Con molta calma si voltò e prese ad abbracciare il tronco, così da scalarlo per poter raggiungere nuovamente terra. 
Si muoveva sicuro, deciso, e i suoi movimenti mostravano una vera e propria abilità. 
Axel rimase alla finestra e con un cenno del capo, allora, rispose al saluto di Roxas, intento ad agitare un mano con fare frenetico, fuori dal mondo. 
Chiuse la finestra e l’osservò dirigersi furtivamente verso casa sua per poi sparire sotto al portico. 
Vide chiaramente il riflesso di luce sul terreno buio e poi nulla, nient’altro. 
Quello sì ch’era un ragazzo strano, non come lui. Era così fuori dal comune che forse, forse, Axel poteva incominciare a sperare seriamente di avere un vero e proprio amico, in quel posto. 
Non sarebbe poi così male.
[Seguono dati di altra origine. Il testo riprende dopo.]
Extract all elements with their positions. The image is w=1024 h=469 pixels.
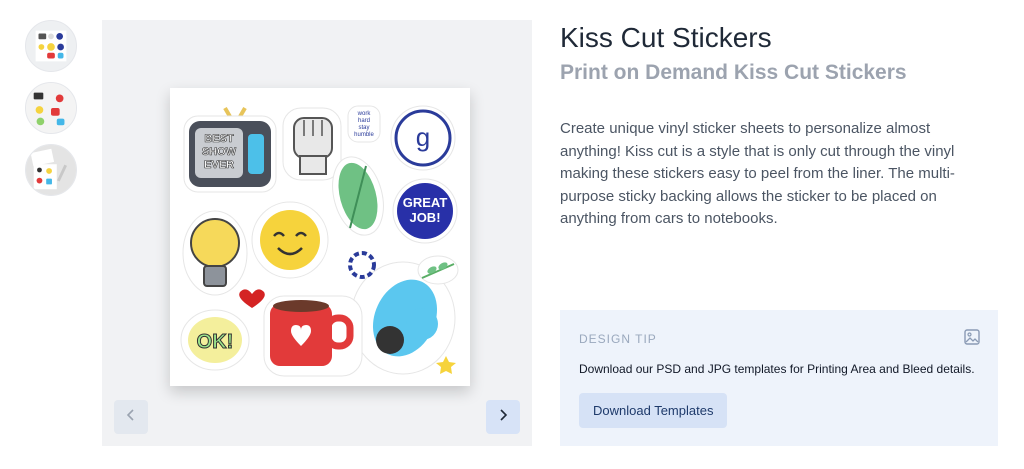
product-description: Create unique vinyl sticker sheets to pe… <box>560 120 955 227</box>
previous-image-button[interactable] <box>114 400 148 434</box>
script-sticker: work hard stay humble <box>347 105 381 143</box>
image-icon <box>964 329 980 350</box>
svg-text:EVER: EVER <box>204 159 234 171</box>
branch-sticker <box>417 255 459 285</box>
svg-text:JOB!: JOB! <box>409 210 440 225</box>
svg-text:BEST: BEST <box>204 133 234 145</box>
thumbnail-sticker-lifestyle[interactable] <box>25 144 77 196</box>
fist-sticker <box>282 107 342 181</box>
design-tip-text: Download our PSD and JPG templates for P… <box>579 362 975 376</box>
thumbnail-list <box>25 20 81 206</box>
product-subtitle: Print on Demand Kiss Cut Stickers <box>560 61 907 84</box>
ok-sticker: OK! <box>180 309 250 371</box>
design-tip-panel: DESIGN TIP Download our PSD and JPG temp… <box>560 310 998 446</box>
tv-sticker: BEST SHOW EVER <box>183 106 277 193</box>
svg-text:g: g <box>416 122 430 152</box>
heart-sticker <box>239 289 265 308</box>
product-info: Kiss Cut Stickers Print on Demand Kiss C… <box>560 20 1000 231</box>
svg-text:humble: humble <box>354 132 374 138</box>
thumbnail-image <box>26 83 76 133</box>
svg-text:stay: stay <box>358 125 369 131</box>
svg-text:GREAT: GREAT <box>403 195 448 210</box>
sticker-sheet-image: BEST SHOW EVER work hard stay humble g G… <box>170 88 470 386</box>
thumbnail-sticker-sheet[interactable] <box>25 20 77 72</box>
great-job-sticker: GREAT JOB! <box>392 178 458 244</box>
thumbnail-image <box>26 145 76 195</box>
smiley-sticker <box>251 201 329 279</box>
chevron-left-icon <box>124 408 138 427</box>
g-logo-sticker: g <box>390 105 456 171</box>
next-image-button[interactable] <box>486 400 520 434</box>
product-image-viewer: BEST SHOW EVER work hard stay humble g G… <box>102 20 532 446</box>
download-templates-button[interactable]: Download Templates <box>579 393 728 428</box>
svg-text:work: work <box>357 111 372 117</box>
thumbnail-image <box>35 30 67 62</box>
product-title: Kiss Cut Stickers <box>560 22 772 53</box>
bulb-sticker <box>182 210 248 296</box>
chevron-right-icon <box>496 408 510 427</box>
mug-sticker <box>263 295 363 377</box>
svg-text:SHOW: SHOW <box>202 146 237 158</box>
svg-text:hard: hard <box>358 118 370 124</box>
thumbnail-sticker-closeup[interactable] <box>25 82 77 134</box>
design-tip-label: DESIGN TIP <box>579 332 657 346</box>
svg-text:OK!: OK! <box>197 331 234 353</box>
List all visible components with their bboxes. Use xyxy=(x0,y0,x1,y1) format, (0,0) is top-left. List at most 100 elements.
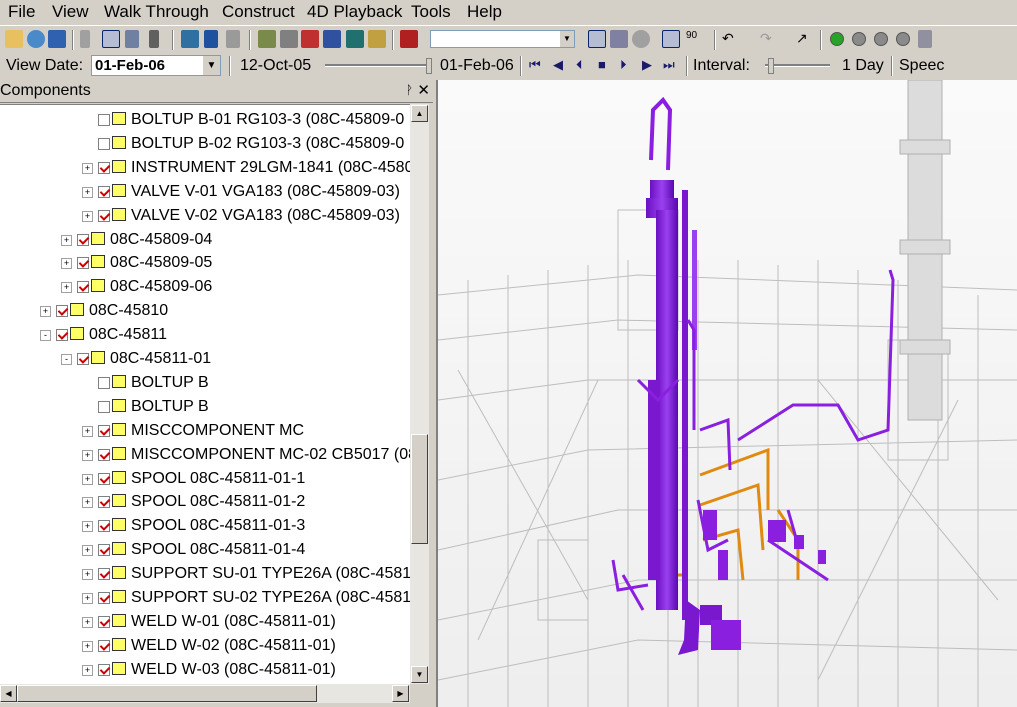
walk-view-icon[interactable] xyxy=(610,30,628,48)
menu-tools[interactable]: Tools xyxy=(411,2,451,22)
menu-view[interactable]: View xyxy=(52,2,89,22)
expand-icon[interactable]: + xyxy=(82,425,93,437)
rotate-90-icon[interactable]: 90 xyxy=(686,30,708,48)
tree-row[interactable]: BOLTUP B-02 RG103-3 (08C-45809-0 xyxy=(0,133,410,155)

Pensò, lasciando il cellulare là sul davanzale della finestra mentre a passo lento, stanco, si avvicinò al letto. 
Si lasciò cadere a peso morto sul materasso e con movimenti secchi, stanchi, si mise sotto alle coperte così da sistemarsi sul cuscino e chiudere gli occhi. 
Si addormentò poco dopo, nell’arco di una manciata di minuti, immaginando di poter seriamente passare in mezzo al cielo per raggiungere ogni singola stella.